Cool Insuring Agency, Inc. v. Rogers

Main, J. P., and Harvey, JJ.,

dissent and vote to affirm in a memorandum by Harvey, J. Harvey, J. (dissenting). We re*762spectfully dissent. Supreme Court, in the exercise of its discretion, has determined that it is likely that plaintiff will succeed at trial. In our opinion, Supreme Court’s decision was supported by the record.

A restrictive covenant will be enforced if it is reasonable in time and area necessary to protect the employer’s legitimate interests, not harmful to the general public and not unreasonably burdensome to the employee (Reed, Roberts Assoc. v Strauman, 40 NY2d 303, 307). Nothing in the record would indicate that the restrictions were unreasonably burdensome. Defendant has a position with another insurance agency in Schenectady County which has the entire Capital District as a market. The two-year, 25-mile restriction is fair, particularly when consideration is given to the fact that defendant had no significant contact with the Warren County area until he entered into the instant contract. No claim is made that the restriction is harmful to the general public.

The only arguable issue is whether the restriction is necessary to protect the employer’s legitimate interests. In that respect, the record is not as complete as it would be had a trial taken place.

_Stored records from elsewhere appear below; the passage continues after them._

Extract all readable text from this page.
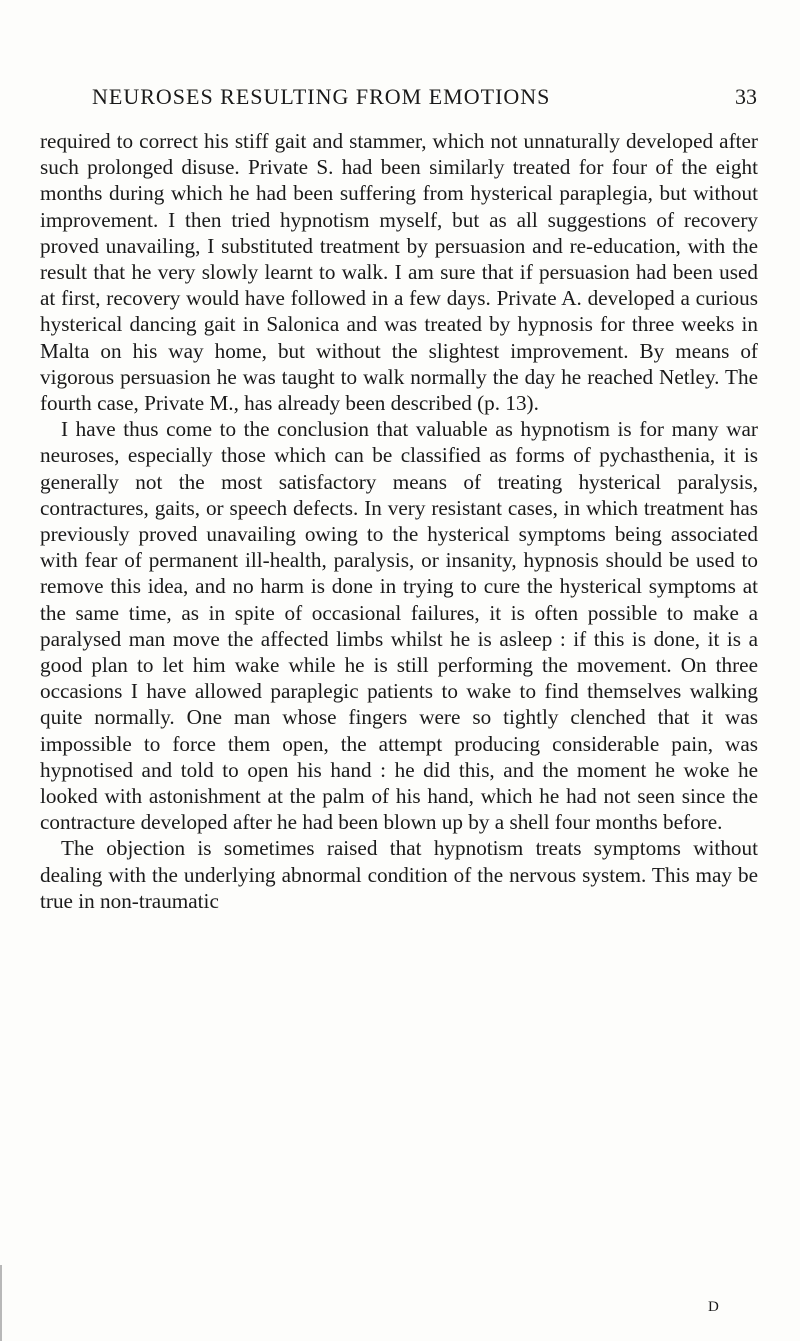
NEUROSES RESULTING FROM EMOTIONS	33

required to correct his stiff gait and stammer, which not unnaturally developed after such prolonged disuse. Private S. had been similarly treated for four of the eight months during which he had been suffering from hysterical paraplegia, but without improvement. I then tried hypnotism myself, but as all suggestions of recovery proved unavailing, I substituted treatment by persuasion and re-education, with the result that he very slowly learnt to walk. I am sure that if persuasion had been used at first, recovery would have followed in a few days. Private A. developed a curious hysterical dancing gait in Salonica and was treated by hypnosis for three weeks in Malta on his way home, but without the slightest improvement. By means of vigorous persuasion he was taught to walk normally the day he reached Netley. The fourth case, Private M., has already been described (p. 13).

I have thus come to the conclusion that valuable as hypnotism is for many war neuroses, especially those which can be classified as forms of pychasthenia, it is generally not the most satisfactory means of treating hysterical paralysis, contractures, gaits, or speech defects. In very resistant cases, in which treatment has previously proved unavailing owing to the hysterical symptoms being associated with fear of permanent ill-health, paralysis, or insanity, hypnosis should be used to remove this idea, and no harm is done in trying to cure the hysterical symptoms at the same time, as in spite of occasional failures, it is often possible to make a paralysed man move the affected limbs whilst he is asleep : if this is done, it is a good plan to let him wake while he is still performing the movement. On three occasions I have allowed paraplegic patients to wake to find themselves walking quite normally. One man whose fingers were so tightly clenched that it was impossible to force them open, the attempt producing considerable pain, was hypnotised and told to open his hand : he did this, and the moment he woke he looked with astonishment at the palm of his hand, which he had not seen since the contracture developed after he had been blown up by a shell four months before.

The objection is sometimes raised that hypnotism treats symptoms without dealing with the underlying abnormal condition of the nervous system. This may be true in non-traumatic

D
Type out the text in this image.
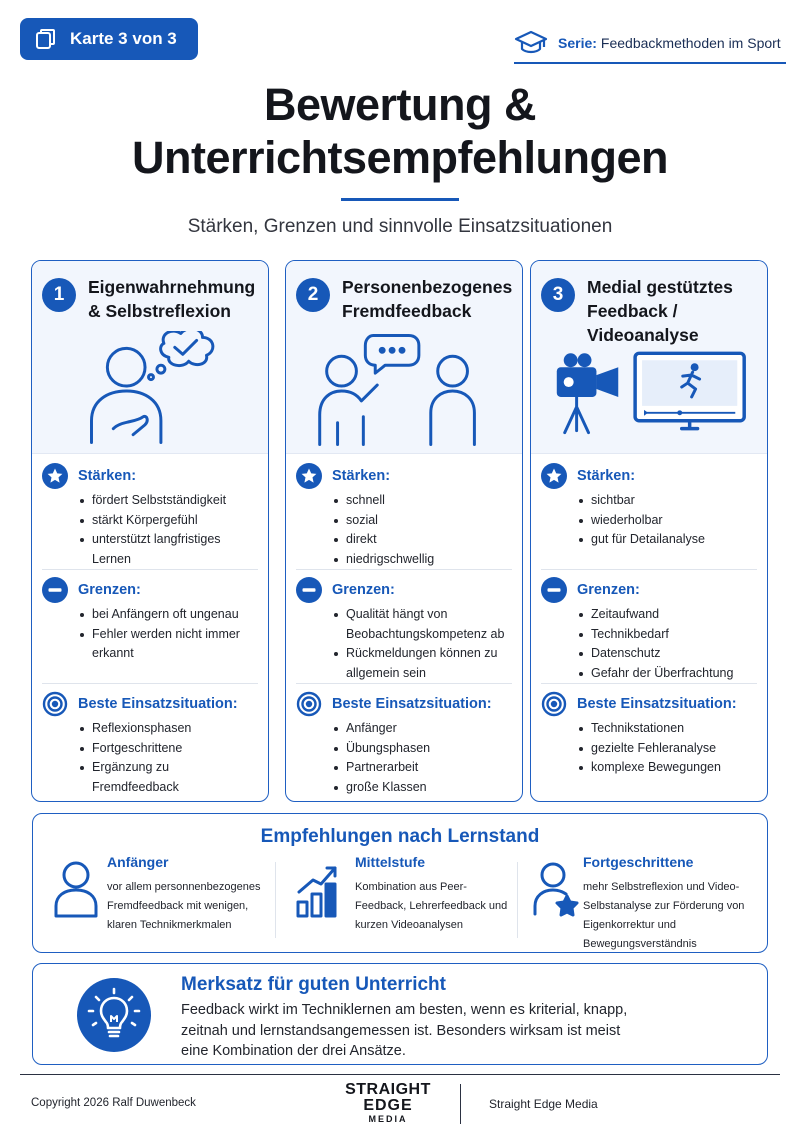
Karte 3 von 3	Serie: Feedbackmethoden im Sport
Bewertung &
Unterrichtsempfehlungen
Stärken, Grenzen und sinnvolle Einsatzsituationen
1	Eigenwahrnehmung & Selbstreflexion
Stärken:
fördert Selbstständigkeit
stärkt Körpergefühl
unterstützt langfristiges Lernen
Grenzen:
bei Anfängern oft ungenau
Fehler werden nicht immer erkannt
Beste Einsatzsituation:
Reflexionsphasen
Fortgeschrittene
Ergänzung zu Fremdfeedback
2	Personenbezogenes Fremdfeedback
Stärken:
schnell
sozial
direkt
niedrigschwellig
Grenzen:
Qualität hängt von Beobachtungskompetenz ab
Rückmeldungen können zu allgemein sein
Beste Einsatzsituation:
Anfänger
Übungsphasen
Partnerarbeit
große Klassen
3	Medial gestütztes Feedback / Videoanalyse
Stärken:
sichtbar
wiederholbar
gut für Detailanalyse
Grenzen:
Zeitaufwand
Technikbedarf
Datenschutz
Gefahr der Überfrachtung
Beste Einsatzsituation:
Technikstationen
gezielte Fehleranalyse
komplexe Bewegungen
Empfehlungen nach Lernstand
Anfänger
vor allem personnenbezogenes Fremdfeedback mit wenigen, klaren Technikmerkmalen
Mittelstufe
Kombination aus Peer-Feedback, Lehrerfeedback und kurzen Videoanalysen
Fortgeschrittene
mehr Selbstreflexion und Video-Selbstanalyse zur Förderung von Eigenkorrektur und Bewegungsverständnis
Merksatz für guten Unterricht
Feedback wirkt im Techniklernen am besten, wenn es kriterial, knapp, zeitnah und lernstandsangemessen ist. Besonders wirksam ist meist eine Kombination der drei Ansätze.
Copyright 2026 Ralf Duwenbeck
STRAIGHT
EDGE
MEDIA
Straight Edge Media
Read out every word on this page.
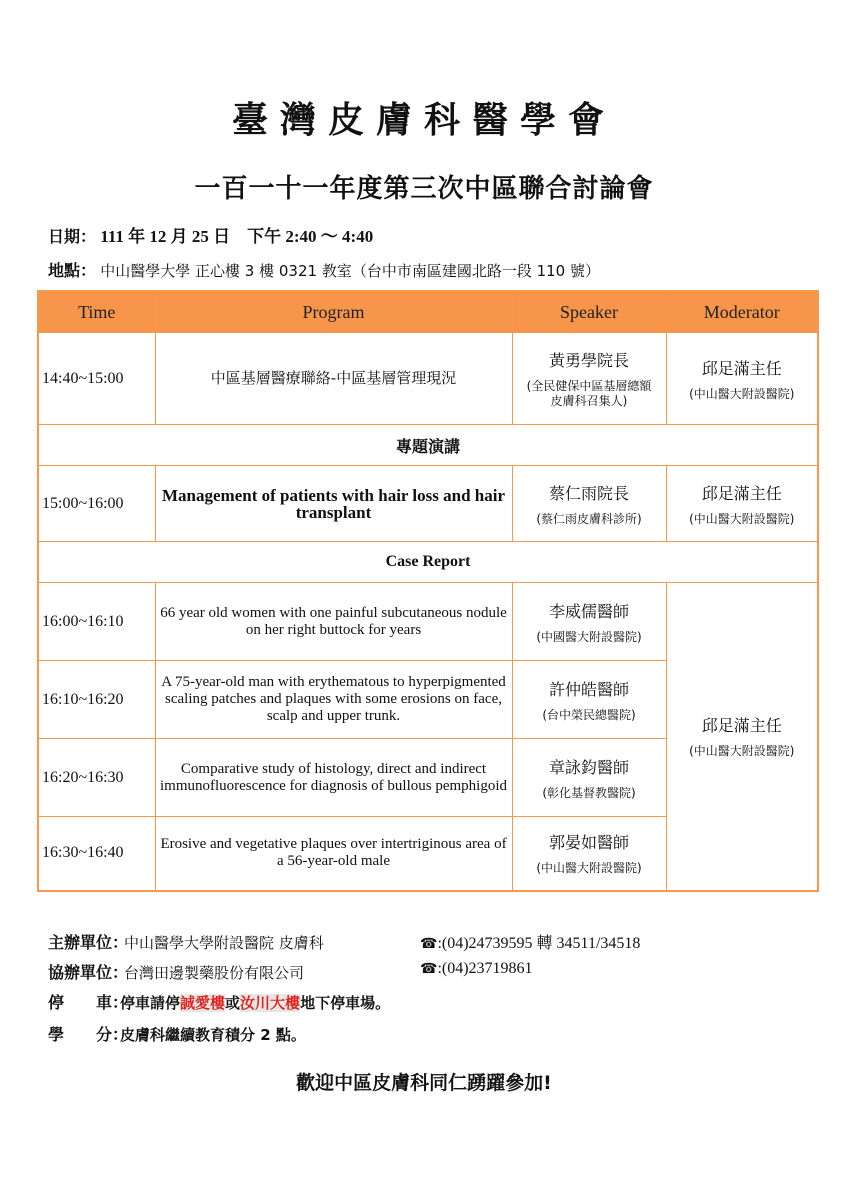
臺灣皮膚科醫學會
一百一十一年度第三次中區聯合討論會
日期： 111 年 12 月 25 日　下午 2:40 ～ 4:40
地點： 中山醫學大學 正心樓 3 樓 0321 教室（台中市南區建國北路一段 110 號）
Time	Program	Speaker	Moderator
14:40~15:00	中區基層醫療聯絡-中區基層管理現況	黃勇學院長
(全民健保中區基層總額皮膚科召集人)	邱足滿主任
(中山醫大附設醫院)

專題演講			
15:00~16:00	Management of patients with hair loss and hair transplant	蔡仁雨院長
(蔡仁雨皮膚科診所)	邱足滿主任
(中山醫大附設醫院)

Case Report			
16:00~16:10	66 year old women with one painful subcutaneous nodule on her right buttock for years	李威儒醫師
(中國醫大附設醫院)	邱足滿主任
(中山醫大附設醫院)

16:10~16:20	A 75-year-old man with erythematous to hyperpigmented scaling patches and plaques with some erosions on face, scalp and upper trunk.	許仲皓醫師
(台中榮民總醫院)	

16:20~16:30	Comparative study of histology, direct and indirect immunofluorescence for diagnosis of bullous pemphigoid	章詠鈞醫師
(彰化基督教醫院)	

16:30~16:40	Erosive and vegetative plaques over intertriginous area of a 56-year-old male	郭晏如醫師
(中山醫大附設醫院)	
主辦單位： 中山醫學大學附設醫院 皮膚科	☎:(04)24739595 轉 34511/34518
協辦單位： 台灣田邊製藥股份有限公司	☎:(04)23719861
停　　車：停車請停誠愛樓或汝川大樓地下停車場。
學　　分：皮膚科繼續教育積分 2 點。
歡迎中區皮膚科同仁踴躍參加!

However, the contract itself is evidence of the necessity of the restrictions. Plaintiff established them and they were agreed to by defendant, who had worked in a similar agency the preceding five years. In the contract, defendant acknowledged the confidential nature of the agency’s files and activities. We can reasonably assume that at the trial plaintiff will prove that which appears to be common knowledge as to the functioning of an insurance agency. All agencies offer essentially the same policies. Clientele is acquired and retained primarily by service and the knowledge of a client’s needs. It is a highly competitive business. Consequently, it would appear that the restriction is necessary to preserve to plaintiff’s own use all inside information.

We would affirm Supreme Court’s decision as it applied to confidential information and to the extent that plaintiff’s customers not be solicited and that defendant not compete within the time and area limitations set forth in the contract.